It rained all day yesterday, dried out a little today, but started raining again this afternoon. The forecast for tomorrow: Rain. Don't they know it's only supposed to rain at night? 55 degrees but almost no wind -- when will summer arrive?
My friend Jim in Honolulu sent me a couple of articles about motorcycle camping. One was by W.H. Wallace in the May 1916 edition of "Recreation" magazine and the second was from the current edition of "Motocycle Sport & Leisure," a British journal.

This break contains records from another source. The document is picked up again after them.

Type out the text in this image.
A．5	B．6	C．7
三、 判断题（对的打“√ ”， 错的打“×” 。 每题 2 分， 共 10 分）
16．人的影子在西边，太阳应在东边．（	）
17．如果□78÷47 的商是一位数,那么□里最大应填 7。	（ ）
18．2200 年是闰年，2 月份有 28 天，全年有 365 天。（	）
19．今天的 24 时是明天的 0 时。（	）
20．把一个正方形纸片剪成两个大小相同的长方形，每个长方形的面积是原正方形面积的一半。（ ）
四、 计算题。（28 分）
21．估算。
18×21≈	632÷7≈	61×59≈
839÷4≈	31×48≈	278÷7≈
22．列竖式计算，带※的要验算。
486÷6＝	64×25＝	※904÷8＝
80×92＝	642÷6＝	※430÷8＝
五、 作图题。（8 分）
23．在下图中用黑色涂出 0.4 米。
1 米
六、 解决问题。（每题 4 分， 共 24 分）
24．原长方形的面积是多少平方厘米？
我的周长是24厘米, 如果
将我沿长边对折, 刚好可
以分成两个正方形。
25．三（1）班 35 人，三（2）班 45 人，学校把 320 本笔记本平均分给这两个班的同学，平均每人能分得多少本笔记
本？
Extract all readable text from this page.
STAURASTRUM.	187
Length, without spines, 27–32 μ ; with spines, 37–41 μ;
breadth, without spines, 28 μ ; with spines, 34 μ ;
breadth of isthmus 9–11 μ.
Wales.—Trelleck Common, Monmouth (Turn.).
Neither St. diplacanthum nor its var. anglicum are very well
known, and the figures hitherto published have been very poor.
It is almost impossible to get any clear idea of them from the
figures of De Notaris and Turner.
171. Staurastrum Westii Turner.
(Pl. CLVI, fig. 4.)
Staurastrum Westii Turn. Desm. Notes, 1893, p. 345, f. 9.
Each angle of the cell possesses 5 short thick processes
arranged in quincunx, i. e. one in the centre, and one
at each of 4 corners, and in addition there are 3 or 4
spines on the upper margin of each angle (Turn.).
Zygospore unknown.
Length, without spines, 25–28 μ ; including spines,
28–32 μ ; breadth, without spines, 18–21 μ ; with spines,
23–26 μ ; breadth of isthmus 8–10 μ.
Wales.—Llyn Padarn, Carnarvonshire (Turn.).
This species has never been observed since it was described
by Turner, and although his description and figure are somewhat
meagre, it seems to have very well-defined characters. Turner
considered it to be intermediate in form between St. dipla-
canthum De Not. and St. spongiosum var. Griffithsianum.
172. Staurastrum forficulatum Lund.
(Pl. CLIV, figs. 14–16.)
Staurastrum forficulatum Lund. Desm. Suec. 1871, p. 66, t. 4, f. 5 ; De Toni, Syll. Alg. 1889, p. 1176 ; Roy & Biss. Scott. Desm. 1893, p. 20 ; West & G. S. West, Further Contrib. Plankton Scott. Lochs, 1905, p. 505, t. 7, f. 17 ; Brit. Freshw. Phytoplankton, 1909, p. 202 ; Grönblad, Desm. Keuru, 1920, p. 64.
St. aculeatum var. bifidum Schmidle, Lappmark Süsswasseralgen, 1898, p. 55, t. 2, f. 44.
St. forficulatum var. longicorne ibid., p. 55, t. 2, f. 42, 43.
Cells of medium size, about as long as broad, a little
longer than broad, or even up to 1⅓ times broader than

I appreciate more the article by the intrepid Mr. Wallace, who toured New England and New York state on a "spring-frame Indian" back in the day, than that by Britains Kevin and Julia Sanders, since I'm covering some of the same ground Wallace did. The Sanders have plenty of good advice about visas, bribing border guards and such, which is useful for international explorers. Wallace, on the other hand, has practical tips I can put to use on my route, such as how to start a campfire with a wad of cotton soaked in gasoline.

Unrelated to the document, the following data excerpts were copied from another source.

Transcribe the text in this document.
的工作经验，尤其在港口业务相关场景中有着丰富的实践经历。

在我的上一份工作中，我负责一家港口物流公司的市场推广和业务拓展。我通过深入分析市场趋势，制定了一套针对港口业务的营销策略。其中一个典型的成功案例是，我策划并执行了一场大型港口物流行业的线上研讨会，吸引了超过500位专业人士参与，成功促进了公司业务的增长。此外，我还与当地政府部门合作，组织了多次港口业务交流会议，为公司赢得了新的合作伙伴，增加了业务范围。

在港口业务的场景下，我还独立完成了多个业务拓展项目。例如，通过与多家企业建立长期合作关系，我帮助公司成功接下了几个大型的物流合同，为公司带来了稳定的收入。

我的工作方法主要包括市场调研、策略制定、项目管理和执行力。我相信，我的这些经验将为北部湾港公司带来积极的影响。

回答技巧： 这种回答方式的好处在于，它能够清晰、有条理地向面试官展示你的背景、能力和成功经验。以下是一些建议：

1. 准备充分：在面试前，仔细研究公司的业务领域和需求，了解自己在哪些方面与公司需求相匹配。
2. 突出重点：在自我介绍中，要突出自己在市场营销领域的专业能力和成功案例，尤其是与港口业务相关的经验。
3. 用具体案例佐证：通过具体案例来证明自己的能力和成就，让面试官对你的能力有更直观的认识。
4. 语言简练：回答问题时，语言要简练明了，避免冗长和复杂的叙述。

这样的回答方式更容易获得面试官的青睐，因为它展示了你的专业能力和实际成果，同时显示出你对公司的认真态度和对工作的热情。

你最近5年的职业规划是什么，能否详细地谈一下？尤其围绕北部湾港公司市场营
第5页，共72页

Both articles have sound advice on how to pack for motorcycle camping. Now that I've done a bit of that myself, here's my current, but ever-evolving, pannier-packing strategy:
I have two backpacks that fit, one-each, inside the 36-liter Givi side bags on the KLR. In one, I put food and cooking stuff, such as stove, gas, fry pan, plate, bowl, cup, knife and fork, spatula/spork, salt and pepper, water bottle, baby wipes, sponge and liquid soap in a zip-top plastic bag, large plastic bowl with snap-on lid, cutting board, vegetable oil, eggs (in a plastic egg carrier), canned and packaged food, instant coffee, wine (which is now sold in foil-lined cardboard bottles), etc.
In the other go odds and ends: a dry bag (which can accommodate both tent and sleeping bag during wet travel), nylon motorcycle cover ($20 at Walmart), hatchet, tent light, miscellaneous 12V DC adapters, iPod, passport and bike registration, duct tape, toilet paper and whatever overflows from the cooking pack.

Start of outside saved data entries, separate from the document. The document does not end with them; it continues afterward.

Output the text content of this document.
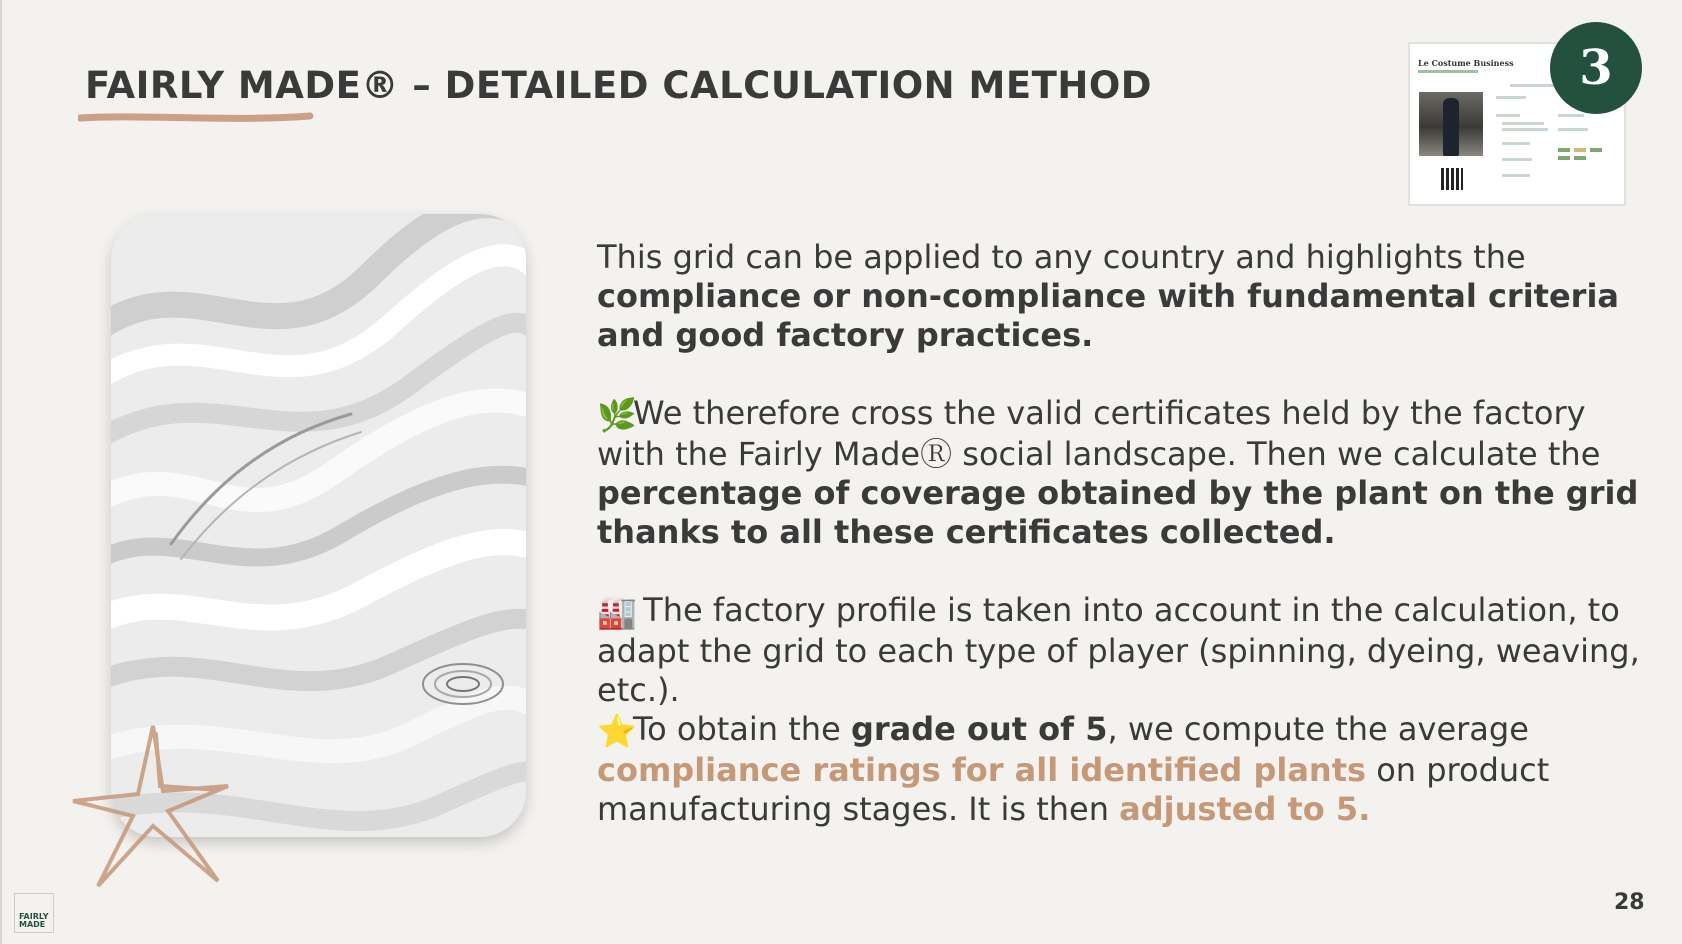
FAIRLY MADE® – DETAILED CALCULATION METHOD
Le Costume Business	3

This grid can be applied to any country and highlights the compliance or non-compliance with fundamental criteria and good factory practices.

🌿We therefore cross the valid certificates held by the factory with the Fairly MadeⓇ social landscape. Then we calculate the percentage of coverage obtained by the plant on the grid thanks to all these certificates collected.

🏭 The factory profile is taken into account in the calculation, to adapt the grid to each type of player (spinning, dyeing, weaving, etc.).

⭐To obtain the grade out of 5, we compute the average compliance ratings for all identified plants on product manufacturing stages. It is then adjusted to 5.

28
FAIRLY MADE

Clothes, rain suit, toilet kit and laptop go in the tail bag. Into the tank bag go camera, Blackberry, foam ear plugs, multi-tool (I have a Gerber, which is like a Leatherman), maps, National Park pass, pen and index cards. Up front, there's a small bag above the headlight and below the windshield where I keep my new rain gaiters and a bungee cord net. The folding knife goes in my pocket.
The tent and sleeping bag together fit in a compression bag I found at Walmart. Strapped to the passenger seat, that bag makes a perfect backrest. I can lean back, put my feet up on the highway pegs and bomb along at 65 in comfort.
So far, this arrangement has worked. Once I reach camp and set up the tent, the two backpacks, tail bag and sleeping bag go inside and I can ride unencumbered but with plenty of room in the now-empty side cases to haul groceries or whatever. The heavy stuff is down low in the side bags, while the light stuff is up high on the seat or rear rack. Altogether, the whole shebang weighs less than a passenger.
I added an oversize rear rack, which is overkill for the tail bag, but handy for hauling firewood, cases of beer or bags of cement (just kidding!). The rack is a great anchor for the webbing straps that keep stuff aboard. My little netbook computer is sandwiched above the clothes and below a fleece in the tail bag's center compartment where it's well-cushioned, but easily accessible when wi-fi is available.
I've left most of my clothes at the cottage at Branch Lake during my overnights out at Acadia. So, despite advice not to bring more than one change of clothes, I'm thinking I'll need more room on the road in August. I think tank panniers might be the way to go.
I have a Cortech mini tank bag, which is perfect for the three or four items you need all the time -- camera, phone, sunglasses, multi-tool -- and it's easy to remove to fill the tank. Balancing a big tank bag on top of the humped KLR tank wouldn't be optimal. Besides, tank panniers look cool.
The cooking kit still needs work. During my first overnight, I found I needed something for dishwashing and storage and picked up a squarish Rubbermaid tub with a locking lid to do the job. Second overnight, I forgot to bring a towel -- don't do that.
Here's a tip: Pick lighter to start your campfire in a bright color such as yellow, white or baby blue so you can find it easily. My first one was black and perfectly camouflaged in the black nylon zipper bag it shared with a bunch of other stuff, such as cable ties, zip-lock bags, GI can opener and nylon line.
Naturally, as soon as I got a replacement it reappeared.